Bone remodeling allows for bone growth, bone repair and elimination of microfractures. Osteoclasts resorb old bone, while osteoblasts synthesize new protein, known as osteoid. Within several months, osteoid becomes calcified. After the age of 40 years, bone destruction begins to exceed formation, leading to osteoporosis. For every 10% of bone that is lost, the risk of fracture doubles.

The medications most commonly used to treat osteoporosis are estrogen, calcitonin and biphosphonates (etidronate, alendronate, risedronate). Their mechanism of action is to inhibit osteoclastic activity and decrease bone resorption. Treatment with biphosphonates must be continuously monitored because overdosage can eventually weaken bone.

More than 90% of the osteoid matrix of bone consists of type I collagen. Noncollagenous proteins, such as osteocalcin, comprise the remaining 10%. Type 1 collagen is synthesized as procollagen precursor molecules. Prior to insertion into the osteoid matrix, the N and C terminal peptides of procollagen are cleaved and released into the circulation. The N terminal peptide is commonly referred to as N-telopeptide and is one of the most sensitive indicators of bone resorption.

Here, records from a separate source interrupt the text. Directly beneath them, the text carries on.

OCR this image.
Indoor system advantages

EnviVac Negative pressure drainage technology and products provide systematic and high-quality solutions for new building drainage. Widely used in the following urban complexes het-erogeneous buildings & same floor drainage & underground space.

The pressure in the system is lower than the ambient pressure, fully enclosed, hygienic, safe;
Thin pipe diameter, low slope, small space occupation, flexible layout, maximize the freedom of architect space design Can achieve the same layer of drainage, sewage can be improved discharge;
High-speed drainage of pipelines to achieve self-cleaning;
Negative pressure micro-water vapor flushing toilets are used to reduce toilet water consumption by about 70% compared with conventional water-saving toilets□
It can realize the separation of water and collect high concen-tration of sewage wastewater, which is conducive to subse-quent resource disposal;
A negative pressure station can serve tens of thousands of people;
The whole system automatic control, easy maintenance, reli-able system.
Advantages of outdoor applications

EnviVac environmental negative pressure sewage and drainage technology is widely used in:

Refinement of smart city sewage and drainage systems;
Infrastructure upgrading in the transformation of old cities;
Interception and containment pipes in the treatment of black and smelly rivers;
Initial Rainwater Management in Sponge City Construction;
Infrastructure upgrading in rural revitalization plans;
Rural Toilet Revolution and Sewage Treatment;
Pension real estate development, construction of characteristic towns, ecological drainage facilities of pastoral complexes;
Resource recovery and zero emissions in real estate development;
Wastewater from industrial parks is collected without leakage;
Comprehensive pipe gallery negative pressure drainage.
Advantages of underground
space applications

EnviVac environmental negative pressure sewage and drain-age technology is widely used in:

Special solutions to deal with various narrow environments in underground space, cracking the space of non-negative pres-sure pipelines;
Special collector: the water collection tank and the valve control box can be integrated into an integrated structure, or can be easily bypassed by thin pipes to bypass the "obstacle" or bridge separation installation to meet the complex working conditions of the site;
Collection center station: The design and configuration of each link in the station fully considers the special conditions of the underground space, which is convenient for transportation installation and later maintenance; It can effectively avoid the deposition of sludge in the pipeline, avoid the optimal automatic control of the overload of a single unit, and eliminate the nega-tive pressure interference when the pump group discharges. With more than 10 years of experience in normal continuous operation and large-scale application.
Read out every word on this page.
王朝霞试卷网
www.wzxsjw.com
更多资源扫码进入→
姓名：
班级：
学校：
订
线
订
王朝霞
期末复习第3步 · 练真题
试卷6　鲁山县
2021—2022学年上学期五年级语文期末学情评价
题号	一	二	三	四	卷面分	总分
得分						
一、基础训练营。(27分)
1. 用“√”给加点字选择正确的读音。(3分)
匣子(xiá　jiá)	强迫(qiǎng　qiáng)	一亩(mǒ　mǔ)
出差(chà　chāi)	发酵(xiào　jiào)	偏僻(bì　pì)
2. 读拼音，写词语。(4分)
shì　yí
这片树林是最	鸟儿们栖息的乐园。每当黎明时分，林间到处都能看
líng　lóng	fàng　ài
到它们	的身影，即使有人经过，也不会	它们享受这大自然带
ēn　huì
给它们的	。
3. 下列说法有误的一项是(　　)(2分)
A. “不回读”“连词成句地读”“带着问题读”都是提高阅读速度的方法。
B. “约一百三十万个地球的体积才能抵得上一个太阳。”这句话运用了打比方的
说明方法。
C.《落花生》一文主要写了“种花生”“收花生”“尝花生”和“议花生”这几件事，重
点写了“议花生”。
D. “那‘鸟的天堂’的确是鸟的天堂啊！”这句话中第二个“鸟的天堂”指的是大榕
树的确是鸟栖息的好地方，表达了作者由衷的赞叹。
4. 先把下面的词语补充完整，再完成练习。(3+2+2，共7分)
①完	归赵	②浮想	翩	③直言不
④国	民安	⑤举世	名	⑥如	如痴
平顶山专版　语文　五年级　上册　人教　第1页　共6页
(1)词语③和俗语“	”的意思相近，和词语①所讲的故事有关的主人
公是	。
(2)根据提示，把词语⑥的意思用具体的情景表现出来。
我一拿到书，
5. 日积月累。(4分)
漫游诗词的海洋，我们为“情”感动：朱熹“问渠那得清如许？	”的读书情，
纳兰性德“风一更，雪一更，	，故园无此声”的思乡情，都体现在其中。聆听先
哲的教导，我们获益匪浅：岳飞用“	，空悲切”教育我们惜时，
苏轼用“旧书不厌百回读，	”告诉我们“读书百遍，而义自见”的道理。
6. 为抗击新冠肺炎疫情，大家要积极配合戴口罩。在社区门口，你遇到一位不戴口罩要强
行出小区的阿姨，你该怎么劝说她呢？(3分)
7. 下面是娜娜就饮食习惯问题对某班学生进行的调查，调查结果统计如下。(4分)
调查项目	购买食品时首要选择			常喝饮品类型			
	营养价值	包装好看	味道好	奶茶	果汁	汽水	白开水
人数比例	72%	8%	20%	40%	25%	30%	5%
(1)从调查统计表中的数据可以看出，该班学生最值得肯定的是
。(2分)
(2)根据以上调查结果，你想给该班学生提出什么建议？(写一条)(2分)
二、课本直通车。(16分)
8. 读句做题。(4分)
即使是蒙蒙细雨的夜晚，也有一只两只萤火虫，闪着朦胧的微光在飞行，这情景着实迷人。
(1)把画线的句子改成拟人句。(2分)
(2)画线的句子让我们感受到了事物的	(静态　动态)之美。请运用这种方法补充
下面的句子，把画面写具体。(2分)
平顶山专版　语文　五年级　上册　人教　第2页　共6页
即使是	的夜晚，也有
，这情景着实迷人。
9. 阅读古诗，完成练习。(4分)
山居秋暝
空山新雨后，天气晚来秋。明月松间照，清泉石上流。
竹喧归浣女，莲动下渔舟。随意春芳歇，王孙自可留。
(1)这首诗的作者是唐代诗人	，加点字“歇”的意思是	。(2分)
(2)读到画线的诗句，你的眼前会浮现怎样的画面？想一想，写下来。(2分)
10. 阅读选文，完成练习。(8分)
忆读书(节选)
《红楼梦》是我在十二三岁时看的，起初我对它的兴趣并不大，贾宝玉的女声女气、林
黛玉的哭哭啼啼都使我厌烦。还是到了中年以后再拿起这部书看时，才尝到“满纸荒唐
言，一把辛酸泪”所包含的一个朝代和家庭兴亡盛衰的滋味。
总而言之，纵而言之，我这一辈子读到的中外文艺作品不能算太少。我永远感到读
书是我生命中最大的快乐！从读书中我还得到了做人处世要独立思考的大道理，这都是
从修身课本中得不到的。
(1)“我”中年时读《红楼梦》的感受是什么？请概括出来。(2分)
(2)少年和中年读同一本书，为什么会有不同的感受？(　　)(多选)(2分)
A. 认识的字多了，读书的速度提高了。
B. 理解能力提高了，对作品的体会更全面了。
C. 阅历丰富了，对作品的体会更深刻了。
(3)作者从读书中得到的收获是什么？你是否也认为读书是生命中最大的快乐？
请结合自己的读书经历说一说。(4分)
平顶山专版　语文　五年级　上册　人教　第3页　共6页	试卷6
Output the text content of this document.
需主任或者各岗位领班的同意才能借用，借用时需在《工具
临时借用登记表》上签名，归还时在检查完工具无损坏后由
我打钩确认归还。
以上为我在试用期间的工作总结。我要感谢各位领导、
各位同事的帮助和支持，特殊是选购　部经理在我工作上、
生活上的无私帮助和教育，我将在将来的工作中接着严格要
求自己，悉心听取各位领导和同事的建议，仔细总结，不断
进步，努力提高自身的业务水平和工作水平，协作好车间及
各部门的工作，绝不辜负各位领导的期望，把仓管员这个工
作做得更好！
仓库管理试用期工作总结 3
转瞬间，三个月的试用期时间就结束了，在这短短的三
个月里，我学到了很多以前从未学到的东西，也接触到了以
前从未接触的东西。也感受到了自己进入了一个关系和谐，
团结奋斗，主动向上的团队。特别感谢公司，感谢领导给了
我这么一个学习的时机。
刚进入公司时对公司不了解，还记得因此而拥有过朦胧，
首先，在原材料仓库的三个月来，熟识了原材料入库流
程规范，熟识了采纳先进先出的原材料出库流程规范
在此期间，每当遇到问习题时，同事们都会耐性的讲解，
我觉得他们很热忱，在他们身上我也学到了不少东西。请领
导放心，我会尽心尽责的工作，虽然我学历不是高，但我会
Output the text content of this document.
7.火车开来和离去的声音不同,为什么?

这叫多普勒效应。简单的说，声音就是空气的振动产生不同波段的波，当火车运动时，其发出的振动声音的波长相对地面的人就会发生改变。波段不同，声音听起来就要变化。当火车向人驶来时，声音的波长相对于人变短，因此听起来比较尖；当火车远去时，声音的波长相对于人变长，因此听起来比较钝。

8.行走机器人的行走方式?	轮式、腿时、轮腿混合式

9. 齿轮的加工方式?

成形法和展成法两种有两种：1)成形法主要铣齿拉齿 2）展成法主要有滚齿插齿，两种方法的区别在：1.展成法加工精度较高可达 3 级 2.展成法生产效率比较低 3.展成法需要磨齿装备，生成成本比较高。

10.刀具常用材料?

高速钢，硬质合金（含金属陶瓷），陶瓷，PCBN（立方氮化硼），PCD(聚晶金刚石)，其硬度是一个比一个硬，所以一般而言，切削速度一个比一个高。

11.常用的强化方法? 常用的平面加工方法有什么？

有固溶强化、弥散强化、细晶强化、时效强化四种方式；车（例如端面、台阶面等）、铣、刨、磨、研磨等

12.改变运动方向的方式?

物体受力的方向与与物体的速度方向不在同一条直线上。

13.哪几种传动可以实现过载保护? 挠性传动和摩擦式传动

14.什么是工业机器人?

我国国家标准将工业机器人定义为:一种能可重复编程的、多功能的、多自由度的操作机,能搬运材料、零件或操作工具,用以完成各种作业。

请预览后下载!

Following initiation of treatment, bone resorption markers can detect early changes much sooner than bone mass density measurements. N-telopeptide levels undergo significant change by 3 months, while changes in spinal bone mass density are noticeable only after 24 months.

A baseline N-telopeptide level should be measured in all patients before beginning anti-resorptive therapy. In general, biphosphonates are administered until N-telopeptide levels fall to 50% of baseline. They are then discontinued and N-telopeptide concentration is measured every 3 months. Treatment is reinstated when the level returns to baseline.

Reference range is 5.4-24.2 nM BCE for adult males and 6.2-19.0 nM BCE for premenopausal women. Results are expressed in bone collage equivalents (BCE).

Specimen requirement is a red top tube of blood.